Not a clinical scientist but a biomedical student who has researched this a lot:
1. Lab placements are really hard to get at the moment and Unis know this but here's a few things i've done:
- Nuffield research placements
- volunteering at my hospital
- In2ScienceUK
- reading articles and books on my favourite topics
- Attending lectures given to the public by universities
- Summer schools (REALLY GOOD) i advise applying to sutton summer school AND look at different universities they run their own summer schools.
- Also some unis run their own competitions like essays or just mentorship events Imperial has a bunch
2+3. to become a clinical scientist you need to do a life science degree this is an umbrella term that comes a bunch of courses. The most common courses are: Biomedical science, Biochemistry, anatomy and physiology, pharmacology, genomics/genetics, anything with the word medicine afterwards (cancer medicine, nuclear medicine etc), immunology, hematology.
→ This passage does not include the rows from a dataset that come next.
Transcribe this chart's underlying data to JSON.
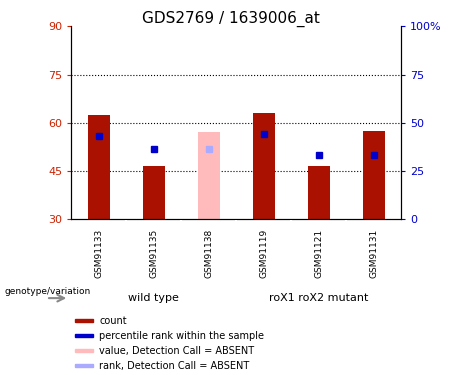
{
  "title": "GDS2769 / 1639006_at",
  "samples": [
    "GSM91133",
    "GSM91135",
    "GSM91138",
    "GSM91119",
    "GSM91121",
    "GSM91131"
  ],
  "bar_values": [
    62.5,
    46.5,
    57.0,
    63.0,
    46.5,
    57.5
  ],
  "rank_values": [
    56.0,
    52.0,
    52.0,
    56.5,
    50.0,
    50.0
  ],
  "absent": [
    false,
    false,
    true,
    false,
    false,
    false
  ],
  "bar_colors_present": "#aa1100",
  "bar_colors_absent": "#ffbbbb",
  "rank_color_present": "#0000cc",
  "rank_color_absent": "#aaaaff",
  "ylim_left": [
    30,
    90
  ],
  "ylim_right": [
    0,
    100
  ],
  "yticks_left": [
    30,
    45,
    60,
    75,
    90
  ],
  "yticks_right": [
    0,
    25,
    50,
    75,
    100
  ],
  "ytick_labels_right": [
    "0",
    "25",
    "50",
    "75",
    "100%"
  ],
  "groups": [
    {
      "label": "wild type",
      "span": [
        0,
        2
      ]
    },
    {
      "label": "roX1 roX2 mutant",
      "span": [
        3,
        5
      ]
    }
  ],
  "group_color": "#55ee55",
  "sample_box_color": "#cccccc",
  "bar_width": 0.4,
  "rank_marker_size": 5,
  "legend_items": [
    {
      "label": "count",
      "color": "#aa1100"
    },
    {
      "label": "percentile rank within the sample",
      "color": "#0000cc"
    },
    {
      "label": "value, Detection Call = ABSENT",
      "color": "#ffbbbb"
    },
    {
      "label": "rank, Detection Call = ABSENT",
      "color": "#aaaaff"
    }
  ],
  "genotype_label": "genotype/variation",
  "plot_bg_color": "#ffffff",
  "outer_bg_color": "#ffffff",
  "title_fontsize": 11
}
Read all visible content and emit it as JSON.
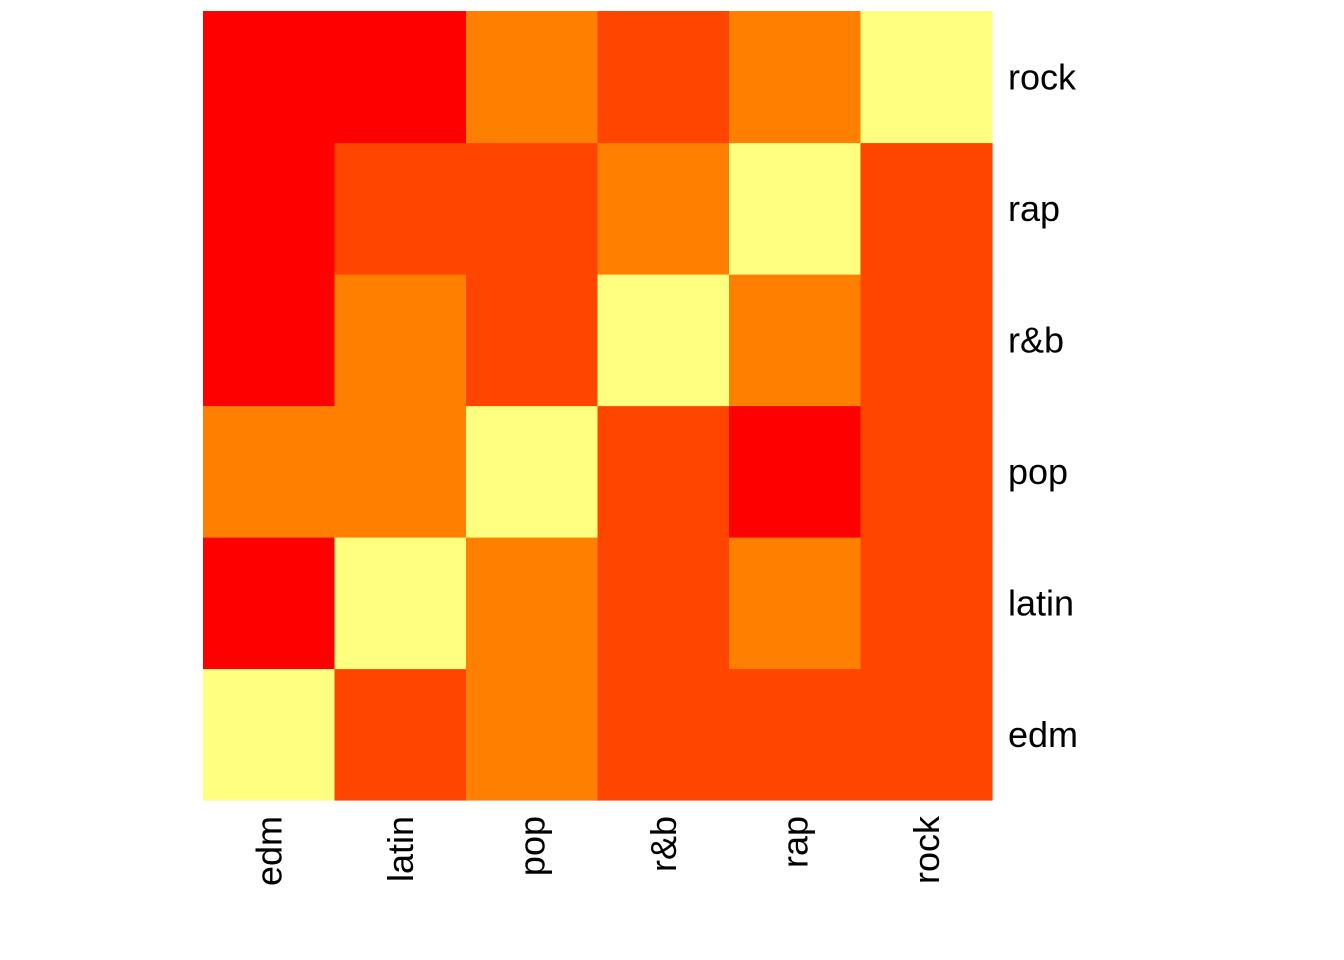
{
  "chart_data": {
    "type": "heatmap",
    "x_labels": [
      "edm",
      "latin",
      "pop",
      "r&b",
      "rap",
      "rock"
    ],
    "y_labels": [
      "edm",
      "latin",
      "pop",
      "r&b",
      "rap",
      "rock"
    ],
    "values": [
      [
        4,
        2,
        3,
        2,
        2,
        2
      ],
      [
        1,
        4,
        3,
        2,
        3,
        2
      ],
      [
        3,
        3,
        4,
        2,
        1,
        2
      ],
      [
        1,
        3,
        2,
        4,
        3,
        2
      ],
      [
        1,
        2,
        2,
        3,
        4,
        2
      ],
      [
        1,
        1,
        3,
        2,
        3,
        4
      ]
    ],
    "palette": {
      "1": "#FF0000",
      "2": "#FF4500",
      "3": "#FF8000",
      "4": "#FFFF80"
    },
    "legend": "none"
  }
}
There's another factor to becoming an clinical scientist which i'll comment after this one, i don't want to make this too long and complicated.
4. It's up to you on the field you want to specialise in, more info on next comment.
6. I'm currently using an Ipad and Apple pencil, which i find helpful with annotating lectures, but honestly a laptop and dedication/time and you'll do fine
7. Whether it's hard depends on you, i must say you'll need to love science to go down this route, uni can be a struggle sometimes.
I hate my course which is why i'm transferring.